Prof. Dr. Maximilian Schmeding: Ich würde es genauso wieder machen. Sicher, Es gibt immer Arbeitsabläufe, die auf eine Person zugeschnitten sind. Darum es ist vielleicht ratsam, das Sabbatical nicht auf ein Jahr anzulegen – einfach, um zu verhindern, dass diese Strukturen verloren gehen. Aber meine Erfahrung hat gezeigt, dass es nahezu einen Monat dauerte, bis außerhalb der Klinik meine Abwesenheit überhaupt bemerkt wurde. Kurz darauf war mein Sabbatical schon wieder beendet. Die positive Außenwahrnehmung unseres Hauses hat demnach nicht gelitten.
Was würden Sie Kolleginnen und Kollegen raten?
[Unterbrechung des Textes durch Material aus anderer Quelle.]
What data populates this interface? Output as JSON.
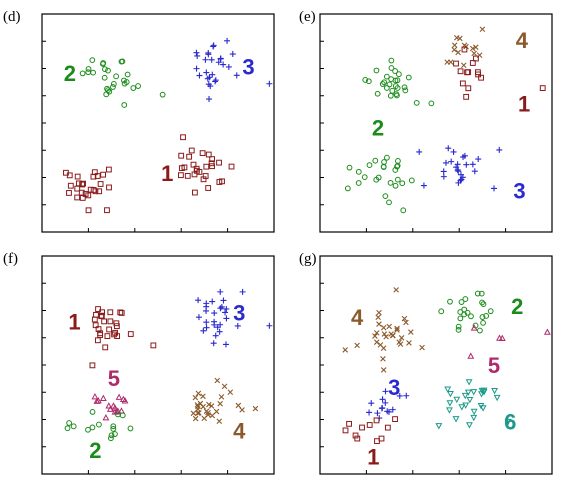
{
  "colors": {
    "1": "#8b1a1a",
    "2": "#1a8c1a",
    "3": "#2a2ad0",
    "4": "#8b5a2b",
    "5": "#b02a6a",
    "6": "#1a9a8a"
  },
  "markers": {
    "1": "square",
    "2": "circle",
    "3": "plus",
    "4": "cross",
    "5": "triangle",
    "6": "triangle-down"
  },
  "chart_data": [
    {
      "type": "scatter",
      "panel": "(d)",
      "xlim": [
        0,
        10
      ],
      "ylim": [
        0,
        10
      ],
      "grid": false,
      "clusters": [
        {
          "label": "2",
          "marker": "circle",
          "center": [
            3.0,
            7.2
          ],
          "spread": [
            0.55,
            0.55
          ],
          "n": 26,
          "outliers": [
            [
              5.2,
              6.3
            ]
          ],
          "label_pos": [
            1.2,
            7.3
          ]
        },
        {
          "label": "3",
          "marker": "plus",
          "center": [
            7.4,
            7.6
          ],
          "spread": [
            0.6,
            0.55
          ],
          "n": 26,
          "outliers": [
            [
              9.8,
              6.8
            ],
            [
              7.2,
              6.1
            ]
          ],
          "label_pos": [
            8.9,
            7.6
          ]
        },
        {
          "label": "1",
          "marker": "square",
          "center": [
            2.1,
            2.3
          ],
          "spread": [
            0.75,
            0.55
          ],
          "n": 26,
          "outliers": [
            [
              2.8,
              1.0
            ]
          ],
          "label_pos": [
            5.4,
            2.7
          ]
        },
        {
          "label": "1",
          "marker": "square",
          "center": [
            7.0,
            2.8
          ],
          "spread": [
            0.7,
            0.55
          ],
          "n": 26,
          "outliers": [
            [
              6.0,
              3.5
            ]
          ],
          "label_pos": null
        }
      ]
    },
    {
      "type": "scatter",
      "panel": "(e)",
      "xlim": [
        0,
        10
      ],
      "ylim": [
        0,
        10
      ],
      "grid": false,
      "clusters": [
        {
          "label": "2",
          "marker": "circle",
          "center": [
            2.9,
            6.8
          ],
          "spread": [
            0.55,
            0.55
          ],
          "n": 26,
          "outliers": [
            [
              4.8,
              5.9
            ]
          ],
          "label_pos": [
            2.5,
            4.8
          ]
        },
        {
          "label": "4",
          "marker": "cross",
          "center": [
            6.4,
            8.1
          ],
          "spread": [
            0.55,
            0.5
          ],
          "n": 14,
          "outliers": [
            [
              7.0,
              9.3
            ]
          ],
          "label_pos": [
            8.7,
            8.8
          ]
        },
        {
          "label": "1",
          "marker": "square",
          "center": [
            6.5,
            7.2
          ],
          "spread": [
            0.55,
            0.45
          ],
          "n": 12,
          "outliers": [
            [
              9.6,
              6.6
            ],
            [
              6.3,
              6.2
            ]
          ],
          "label_pos": [
            8.8,
            5.9
          ]
        },
        {
          "label": "2",
          "marker": "circle",
          "center": [
            2.7,
            2.5
          ],
          "spread": [
            0.75,
            0.55
          ],
          "n": 24,
          "outliers": [
            [
              1.2,
              2.0
            ]
          ],
          "label_pos": null
        },
        {
          "label": "3",
          "marker": "plus",
          "center": [
            6.0,
            3.0
          ],
          "spread": [
            0.65,
            0.5
          ],
          "n": 24,
          "outliers": [
            [
              7.5,
              2.0
            ]
          ],
          "label_pos": [
            8.6,
            1.9
          ]
        }
      ]
    },
    {
      "type": "scatter",
      "panel": "(f)",
      "xlim": [
        0,
        10
      ],
      "ylim": [
        0,
        10
      ],
      "grid": false,
      "clusters": [
        {
          "label": "1",
          "marker": "square",
          "center": [
            3.0,
            6.9
          ],
          "spread": [
            0.55,
            0.55
          ],
          "n": 26,
          "outliers": [
            [
              4.8,
              5.9
            ]
          ],
          "label_pos": [
            1.4,
            7.0
          ]
        },
        {
          "label": "3",
          "marker": "plus",
          "center": [
            7.4,
            7.4
          ],
          "spread": [
            0.55,
            0.6
          ],
          "n": 26,
          "outliers": [
            [
              9.8,
              6.8
            ],
            [
              7.4,
              6.0
            ]
          ],
          "label_pos": [
            8.5,
            7.4
          ]
        },
        {
          "label": "5",
          "marker": "triangle",
          "center": [
            2.9,
            3.2
          ],
          "spread": [
            0.55,
            0.35
          ],
          "n": 16,
          "outliers": [],
          "label_pos": [
            3.1,
            4.4
          ]
        },
        {
          "label": "2",
          "marker": "circle",
          "center": [
            2.6,
            2.2
          ],
          "spread": [
            0.65,
            0.5
          ],
          "n": 14,
          "outliers": [
            [
              1.1,
              2.1
            ]
          ],
          "label_pos": [
            2.3,
            1.1
          ]
        },
        {
          "label": "4",
          "marker": "cross",
          "center": [
            7.0,
            3.2
          ],
          "spread": [
            0.75,
            0.55
          ],
          "n": 28,
          "outliers": [
            [
              9.2,
              3.0
            ]
          ],
          "label_pos": [
            8.5,
            2.0
          ]
        }
      ]
    },
    {
      "type": "scatter",
      "panel": "(g)",
      "xlim": [
        0,
        10
      ],
      "ylim": [
        0,
        10
      ],
      "grid": false,
      "clusters": [
        {
          "label": "4",
          "marker": "cross",
          "center": [
            3.0,
            6.4
          ],
          "spread": [
            0.7,
            0.7
          ],
          "n": 28,
          "outliers": [
            [
              4.4,
              5.8
            ],
            [
              1.6,
              5.9
            ]
          ],
          "label_pos": [
            1.6,
            7.2
          ]
        },
        {
          "label": "2",
          "marker": "circle",
          "center": [
            6.5,
            7.4
          ],
          "spread": [
            0.55,
            0.6
          ],
          "n": 22,
          "outliers": [],
          "label_pos": [
            8.5,
            7.7
          ]
        },
        {
          "label": "5",
          "marker": "triangle",
          "center": [
            7.8,
            6.5
          ],
          "spread": [
            0.9,
            0.3
          ],
          "n": 3,
          "outliers": [
            [
              9.8,
              6.5
            ],
            [
              6.5,
              5.4
            ]
          ],
          "label_pos": [
            7.5,
            5.0
          ]
        },
        {
          "label": "6",
          "marker": "triangle-down",
          "center": [
            6.5,
            3.3
          ],
          "spread": [
            0.75,
            0.55
          ],
          "n": 26,
          "outliers": [],
          "label_pos": [
            8.2,
            2.4
          ]
        },
        {
          "label": "3",
          "marker": "plus",
          "center": [
            2.6,
            3.2
          ],
          "spread": [
            0.6,
            0.35
          ],
          "n": 14,
          "outliers": [],
          "label_pos": [
            3.2,
            4.0
          ]
        },
        {
          "label": "1",
          "marker": "square",
          "center": [
            2.5,
            2.1
          ],
          "spread": [
            0.6,
            0.35
          ],
          "n": 10,
          "outliers": [
            [
              1.1,
              2.0
            ]
          ],
          "label_pos": [
            2.3,
            0.8
          ]
        }
      ]
    }
  ]
}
Prof. Dr. Maximilian Schmeding: Wie man die Work-Life Balance gestaltet, ist eine individuelle Entscheidung. Ich persönlich befand mich in der luxuriösen Situation, aus der Position des Chefarztes heraus ein Sabbatical anzutreten. Ich musste nur in Betracht ziehen, wie die Geschäftsführung meine Entscheidung aufnimmt und wie sich diese in der Außendarstellung auswirkt. Keine Gedanken machen musste ich mir über die Frage, ob das Sabbatical meine Ausbildung verzögert oder ob andere an mir vorbeiziehen. Ich kann mir vorstellen, dass sich jüngere Kolleginnen und Kollegen, die noch die Facharztausbildung absolvieren, dahingehend sorgen. Dazu kann ich nur sagen, dass diese Sorgen in der Theorie unbegründet sein sollten, in der Praxis jedoch nicht ganz auszuschließen ist, dass sich eine längere Auszeit während der Facharztausbildung negativ auf die Karriere auswirkt. Darum sollte man so eine Entscheidung gut bedenken und ein Sabbatical gut vorbereiten.
Zur Person
Prof. Dr. Maximilian Schmeding ist seit 2016 Klinikdirektor der Chirurgischen Klinik am Klinikum Dortmund. Er ging für zwei Monate unbezahlt mit seiner Familie nach Equador.